Interleukin‐10 (IL‐10) exerts a wide spectrum of regulatory activities in the immune and inflammatory response. The aim of this study was to investigate the role of endogenous IL‐10 on the modulation of the secondary events in mice subjected to spinal cord injury induced by the application of vascular clips (force of 24 g) to the dura via a four‐level T5–T8 laminectomy. IL‐10 wild‐type mice developed severe spinal cord damage characterized by oedema, tissue damage and apoptosis (measured by Annexin‐V, terminal deoxynucleotidyltransferase‐mediated UTP end labeling staining, Bax, Bcl‐2, and Fas‐L expression). Immunohistochemistry demonstrated a marked increase of localization of TNF‐α, IL‐1β and S100β, while western blot analysis shown an increased immunoreactivity of inducible nitric oxide synthase in the spinal cord tissues. The absence of IL‐10 in IL‐10 KO mice resulted in a significant augmentation of all the above described parameters.

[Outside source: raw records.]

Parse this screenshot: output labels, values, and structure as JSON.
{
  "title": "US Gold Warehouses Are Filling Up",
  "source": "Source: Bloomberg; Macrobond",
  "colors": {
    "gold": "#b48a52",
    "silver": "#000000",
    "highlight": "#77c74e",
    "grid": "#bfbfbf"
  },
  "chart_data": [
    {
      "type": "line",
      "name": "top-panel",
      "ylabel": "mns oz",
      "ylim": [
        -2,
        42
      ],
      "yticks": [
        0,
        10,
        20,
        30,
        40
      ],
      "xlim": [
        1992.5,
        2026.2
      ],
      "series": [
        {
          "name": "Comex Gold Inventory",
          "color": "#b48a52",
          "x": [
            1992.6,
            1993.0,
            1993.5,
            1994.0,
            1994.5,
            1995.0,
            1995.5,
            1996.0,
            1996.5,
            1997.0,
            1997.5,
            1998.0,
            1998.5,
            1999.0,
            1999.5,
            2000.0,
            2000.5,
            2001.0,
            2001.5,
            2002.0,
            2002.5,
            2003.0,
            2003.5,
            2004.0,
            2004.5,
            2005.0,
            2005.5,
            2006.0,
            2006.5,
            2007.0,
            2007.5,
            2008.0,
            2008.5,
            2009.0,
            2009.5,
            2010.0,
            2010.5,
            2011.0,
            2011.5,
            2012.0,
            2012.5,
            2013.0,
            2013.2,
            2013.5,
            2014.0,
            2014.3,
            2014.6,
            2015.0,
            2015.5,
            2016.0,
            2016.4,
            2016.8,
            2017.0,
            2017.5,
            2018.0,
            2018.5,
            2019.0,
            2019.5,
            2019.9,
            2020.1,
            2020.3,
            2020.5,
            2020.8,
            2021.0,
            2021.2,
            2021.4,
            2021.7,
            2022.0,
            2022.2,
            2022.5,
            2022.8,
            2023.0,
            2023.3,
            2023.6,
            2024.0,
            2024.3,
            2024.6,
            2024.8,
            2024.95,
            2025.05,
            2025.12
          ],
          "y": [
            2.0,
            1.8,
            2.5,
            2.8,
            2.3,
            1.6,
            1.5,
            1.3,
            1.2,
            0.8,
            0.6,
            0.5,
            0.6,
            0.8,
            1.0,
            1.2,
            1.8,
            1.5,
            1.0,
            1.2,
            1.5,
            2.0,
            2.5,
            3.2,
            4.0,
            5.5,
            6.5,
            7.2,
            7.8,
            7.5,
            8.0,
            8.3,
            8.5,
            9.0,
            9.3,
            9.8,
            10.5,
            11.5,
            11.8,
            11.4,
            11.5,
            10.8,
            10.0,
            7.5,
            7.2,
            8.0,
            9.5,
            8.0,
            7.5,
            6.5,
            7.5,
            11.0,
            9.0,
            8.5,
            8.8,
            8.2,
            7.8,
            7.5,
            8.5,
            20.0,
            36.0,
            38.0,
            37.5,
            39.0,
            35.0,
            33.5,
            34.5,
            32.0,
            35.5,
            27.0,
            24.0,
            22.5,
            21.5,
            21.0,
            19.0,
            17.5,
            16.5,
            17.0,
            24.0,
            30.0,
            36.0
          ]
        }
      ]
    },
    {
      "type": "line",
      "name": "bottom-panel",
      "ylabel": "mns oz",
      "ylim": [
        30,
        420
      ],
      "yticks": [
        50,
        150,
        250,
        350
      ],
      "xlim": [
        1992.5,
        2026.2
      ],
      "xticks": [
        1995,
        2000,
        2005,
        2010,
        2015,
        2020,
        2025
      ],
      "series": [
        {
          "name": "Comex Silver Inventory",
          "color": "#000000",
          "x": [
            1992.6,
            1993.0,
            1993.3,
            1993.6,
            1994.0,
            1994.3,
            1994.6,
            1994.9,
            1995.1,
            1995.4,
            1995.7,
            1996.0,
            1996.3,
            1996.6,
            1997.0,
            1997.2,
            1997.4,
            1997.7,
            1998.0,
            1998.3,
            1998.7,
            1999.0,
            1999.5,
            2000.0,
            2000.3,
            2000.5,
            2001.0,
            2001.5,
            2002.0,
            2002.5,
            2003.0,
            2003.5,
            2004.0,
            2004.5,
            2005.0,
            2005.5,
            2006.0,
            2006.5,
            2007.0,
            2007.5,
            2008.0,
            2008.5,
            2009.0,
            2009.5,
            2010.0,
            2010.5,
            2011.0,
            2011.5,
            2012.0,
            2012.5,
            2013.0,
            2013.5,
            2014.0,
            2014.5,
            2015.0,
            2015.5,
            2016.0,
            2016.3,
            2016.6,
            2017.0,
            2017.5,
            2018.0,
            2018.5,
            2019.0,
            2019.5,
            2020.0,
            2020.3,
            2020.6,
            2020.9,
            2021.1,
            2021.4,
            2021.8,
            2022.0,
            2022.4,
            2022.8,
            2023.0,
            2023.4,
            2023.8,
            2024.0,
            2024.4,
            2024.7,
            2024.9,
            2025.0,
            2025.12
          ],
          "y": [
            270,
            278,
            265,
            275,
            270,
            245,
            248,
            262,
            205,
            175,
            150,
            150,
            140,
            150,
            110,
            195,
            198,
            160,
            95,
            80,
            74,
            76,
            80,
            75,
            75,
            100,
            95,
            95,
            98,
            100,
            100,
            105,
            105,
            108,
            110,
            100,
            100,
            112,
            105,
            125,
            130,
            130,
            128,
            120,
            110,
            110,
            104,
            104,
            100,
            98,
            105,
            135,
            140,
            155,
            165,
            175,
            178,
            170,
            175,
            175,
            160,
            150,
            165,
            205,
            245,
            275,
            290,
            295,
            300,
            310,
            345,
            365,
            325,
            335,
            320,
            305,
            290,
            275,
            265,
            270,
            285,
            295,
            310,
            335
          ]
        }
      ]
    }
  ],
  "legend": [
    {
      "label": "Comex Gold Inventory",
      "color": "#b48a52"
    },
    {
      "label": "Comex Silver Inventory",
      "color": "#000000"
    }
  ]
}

We have also demonstrated that the genetic absence of IL‐10 worsened the recovery of limb function when compared with IL‐10 wild‐type mice group (evaluated by motor recovery score). Taken together, our results clearly demonstrate that the presence of IL‐10 reduces the development of inflammation and tissue injury events associated with spinal cord trauma.